Simulating gross primary production across a chronosequence of coastal Douglas-fir forest stands with a production efficiency model

Abstract Eddy-covariance (EC) measurements in three different-aged Douglas-fir ( Pseudotsuga menziesii [Mirb.] Franco var. menziesii ) stands were used to calibrate a production efficiency model (PEM) and explore the sources of error in simulated annual gross primary production ( P g ). Parameters were derived on a daily time scale, assessing absorbed photosynthetically active radiation ( Q a ), maximum gross photosynthetic efficiency ( ɛ g max ), and functions of environmental stress. Despite similar climate, ɛ g max varied between sites in correspondence with measurements of site index derived from forest inventory, suggesting that landscape variation of ɛ g max is controlled mainly by non-climatic factors and ranges approximately between 1.28 and 4.42 g C MJ −1 . Within stands, daily variation of P g was most strongly controlled by decreasing ɛ g with increasing Q a . We therefore devised a method of incorporating the nonlinear light response (NLR) that is apparent within stands into the model, while preserving the linearity in the relationship between annual P g and Q a across stands that is assumed in conventional PEMs. The ability to match observed seasonal and inter-annual variability of P g improved by taking into account antecedent effects of cumulative heat on plant development.

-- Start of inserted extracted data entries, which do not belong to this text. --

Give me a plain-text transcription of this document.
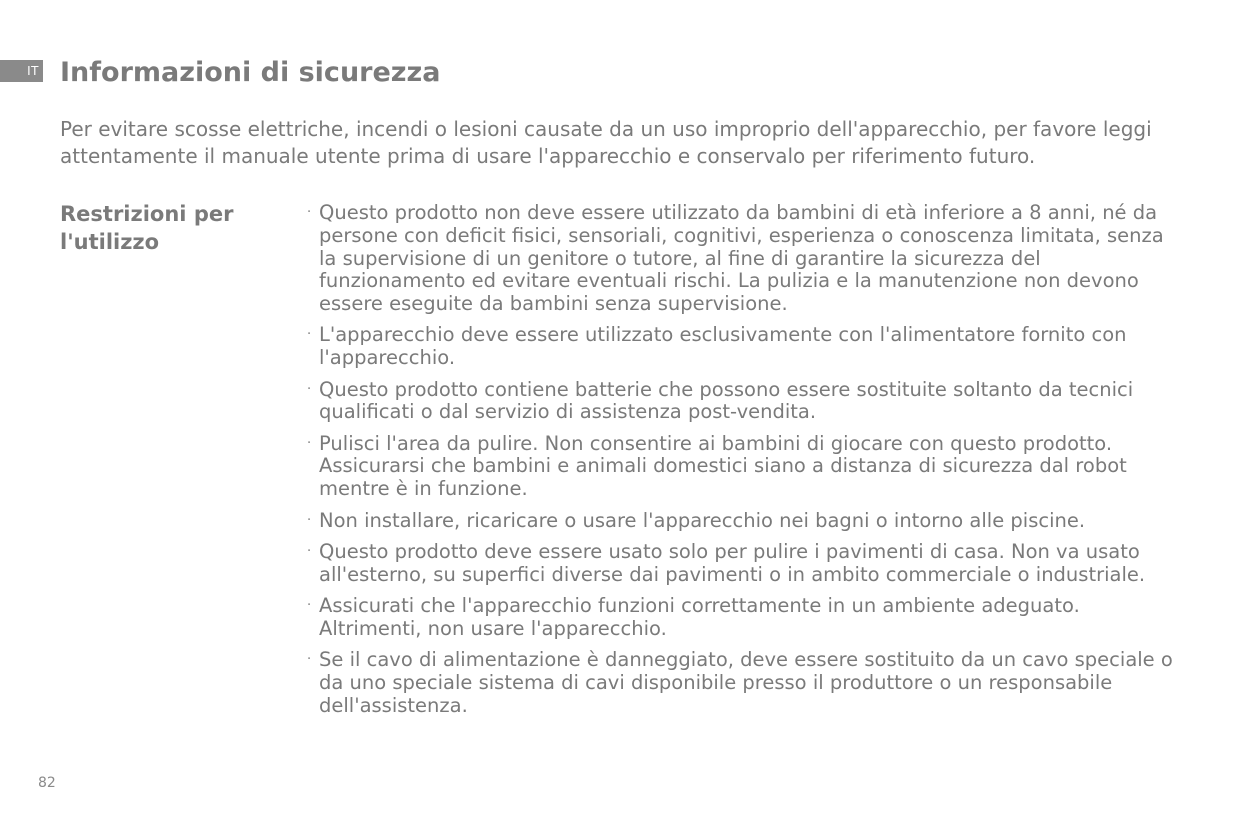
IT Informazioni di sicurezza

Per evitare scosse elettriche, incendi o lesioni causate da un uso improprio dell'apparecchio, per favore leggi attentamente il manuale utente prima di usare l'apparecchio e conservalo per riferimento futuro.

Restrizioni per l'utilizzo
· Questo prodotto non deve essere utilizzato da bambini di età inferiore a 8 anni, né da persone con deficit fisici, sensoriali, cognitivi, esperienza o conoscenza limitata, senza la supervisione di un genitore o tutore, al fine di garantire la sicurezza del funzionamento ed evitare eventuali rischi. La pulizia e la manutenzione non devono essere eseguite da bambini senza supervisione.
· L'apparecchio deve essere utilizzato esclusivamente con l'alimentatore fornito con l'apparecchio.
· Questo prodotto contiene batterie che possono essere sostituite soltanto da tecnici qualificati o dal servizio di assistenza post-vendita.
· Pulisci l'area da pulire. Non consentire ai bambini di giocare con questo prodotto. Assicurarsi che bambini e animali domestici siano a distanza di sicurezza dal robot mentre è in funzione.
· Non installare, ricaricare o usare l'apparecchio nei bagni o intorno alle piscine.
· Questo prodotto deve essere usato solo per pulire i pavimenti di casa. Non va usato all'esterno, su superfici diverse dai pavimenti o in ambito commerciale o industriale.
· Assicurati che l'apparecchio funzioni correttamente in un ambiente adeguato. Altrimenti, non usare l'apparecchio.
· Se il cavo di alimentazione è danneggiato, deve essere sostituito da un cavo speciale o da uno speciale sistema di cavi disponibile presso il produttore o un responsabile dell'assistenza.
82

An ecosystem-specific model (i.e., fitted collectively to all stands) explained 81, 95, and 97% of the monthly variation of P g in regenerating, juvenile, and mature stands, respectively. The model was able to collectively explain 96% of variability of annual total P g with a root mean squared error 130 g C m −2  yr −1 , constituting 6% of the mean and 113% of the standard deviation at the mature site. The capacity to predict inter-annual variability of P g was strongly limited by discrepancies that persisted for days-to-weeks at a time, which implies that poor model skill was caused, to uncertain degrees, by inadequate representation of acclimation to environmental stress, and discrepancies between measurement and footprint-weighted conditions.